Bestuurdersaansprakelijkheid en onrechtmatig handelen van indirect bestuurders in faillissementssituaties

In deze zaak heeft de kantonrechter van de Rechtbank Amsterdam op 21 juni 2019 uitspraak gedaan in een geschil tussen [eiseres] en [gedaagden] over bestuurdersaansprakelijkheid. [Eiseres] had een vordering tegen Retail, die op 21 april 2017 op staande voet was ontslagen. Na een rechtszaak bij het Gerechtshof te Amsterdam, werd Retail veroordeeld tot betaling van een bedrag aan [eiseres]. Omdat Retail in gebreke bleef, heeft [eiseres] [gedaagden] persoonlijk aansprakelijk gesteld op grond van artikel 2:11 BW, dat indirecte bestuurders aansprakelijk kan stellen voor het onverhaalbaar blijven van vorderingen.

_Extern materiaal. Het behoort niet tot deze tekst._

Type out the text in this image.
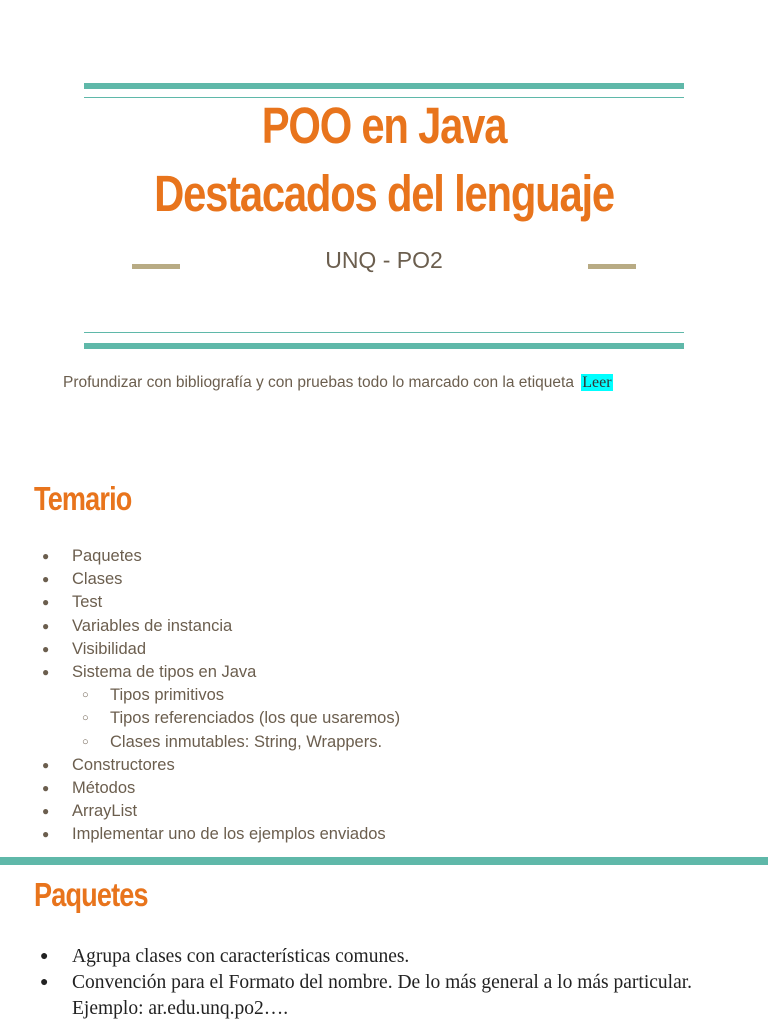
POO en Java
Destacados del lenguaje
UNQ - PO2
Profundizar con bibliografía y con pruebas todo lo marcado con la etiqueta Leer
Temario
● Paquetes
● Clases
● Test
● Variables de instancia
● Visibilidad
● Sistema de tipos en Java
○ Tipos primitivos
○ Tipos referenciados (los que usaremos)
○ Clases inmutables: String, Wrappers.
● Constructores
● Métodos
● ArrayList
● Implementar uno de los ejemplos enviados
Paquetes
● Agrupa clases con características comunes.
● Convención para el Formato del nombre. De lo más general a lo más particular. Ejemplo: ar.edu.unq.po2….
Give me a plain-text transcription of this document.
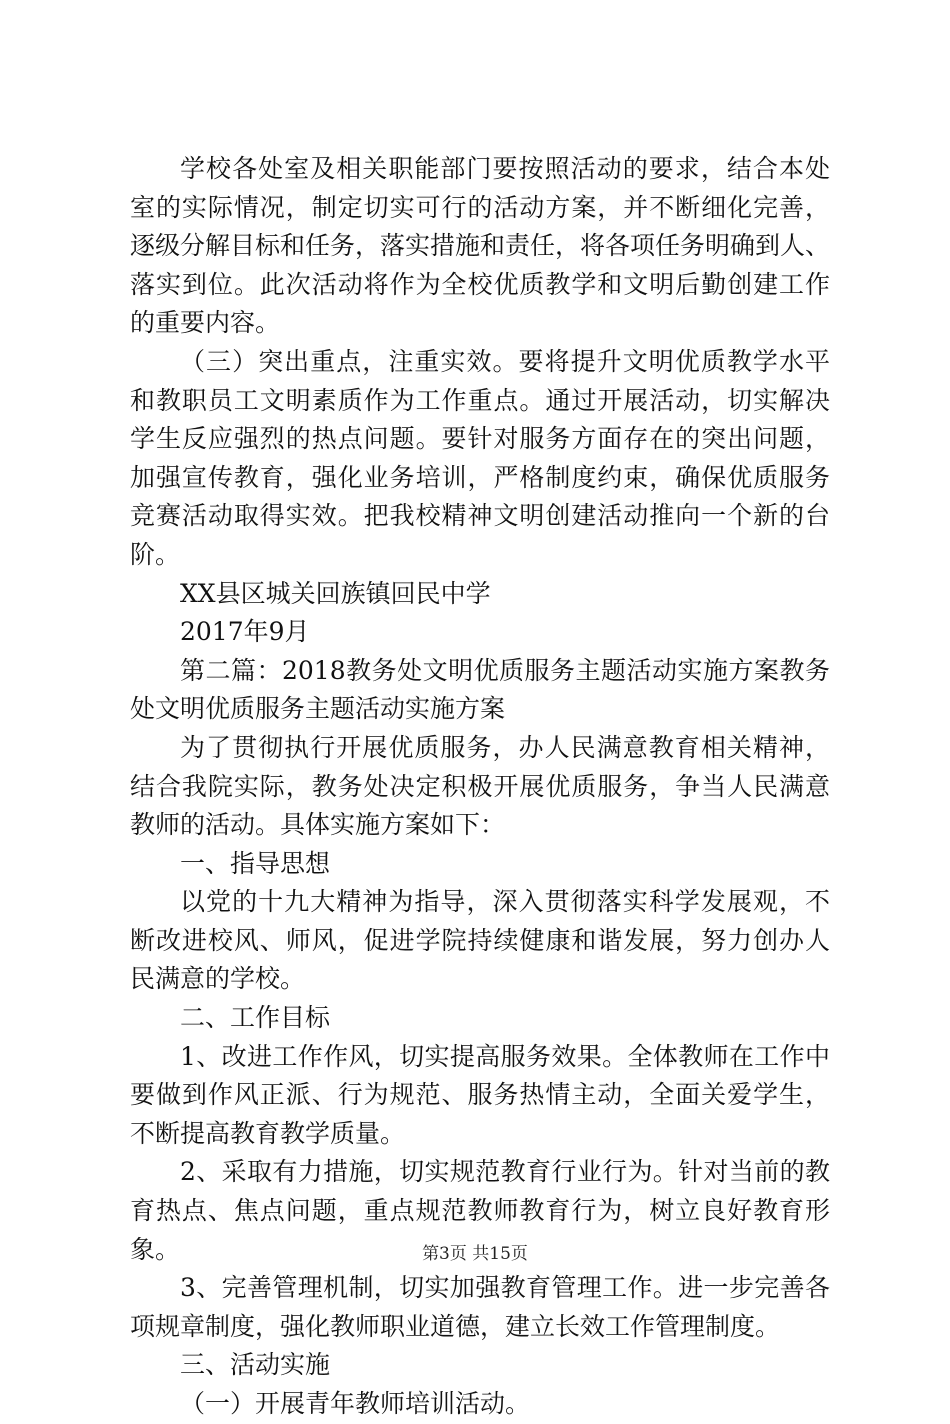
学校各处室及相关职能部门要按照活动的要求，结合本处
室的实际情况，制定切实可行的活动方案，并不断细化完善，
逐级分解目标和任务，落实措施和责任，将各项任务明确到人、
落实到位。此次活动将作为全校优质教学和文明后勤创建工作
的重要内容。
（三）突出重点，注重实效。要将提升文明优质教学水平
和教职员工文明素质作为工作重点。通过开展活动，切实解决
学生反应强烈的热点问题。要针对服务方面存在的突出问题，
加强宣传教育，强化业务培训，严格制度约束，确保优质服务
竞赛活动取得实效。把我校精神文明创建活动推向一个新的台
阶。
XX县区城关回族镇回民中学
2017年9月
第二篇：2018教务处文明优质服务主题活动实施方案教务
处文明优质服务主题活动实施方案
为了贯彻执行开展优质服务，办人民满意教育相关精神，
结合我院实际，教务处决定积极开展优质服务，争当人民满意
教师的活动。具体实施方案如下：
一、指导思想
以党的十九大精神为指导，深入贯彻落实科学发展观，不
断改进校风、师风，促进学院持续健康和谐发展，努力创办人
民满意的学校。
二、工作目标
1、改进工作作风，切实提高服务效果。全体教师在工作中
要做到作风正派、行为规范、服务热情主动，全面关爱学生，
不断提高教育教学质量。
2、采取有力措施，切实规范教育行业行为。针对当前的教
育热点、焦点问题，重点规范教师教育行为，树立良好教育形
象。
3、完善管理机制，切实加强教育管理工作。进一步完善各
项规章制度，强化教师职业道德，建立长效工作管理制度。
三、活动实施
（一）开展青年教师培训活动。
第3页 共15页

De procedure begon met een comparitie op 23 mei 2019, waar beide partijen hun standpunten toelichtten. [Eiseres] stelde dat [gedaagden] opzettelijk de activa van Retail had onttrokken om schuldeisers te benadelen. [Gedaagden] voerde verweer en betwistte dat er sprake was van onrechtmatig handelen. De kantonrechter oordeelde dat [gedaagde sub 2] niet aansprakelijk kon worden gesteld, omdat zij pas na het ontstaan van de vordering indirect bestuurder was geworden. Voor [gedaagde sub 1] werd ook geen aansprakelijkheid vastgesteld, omdat er onvoldoende bewijs was dat de Holding onrechtmatig had gehandeld ten opzichte van [eiseres].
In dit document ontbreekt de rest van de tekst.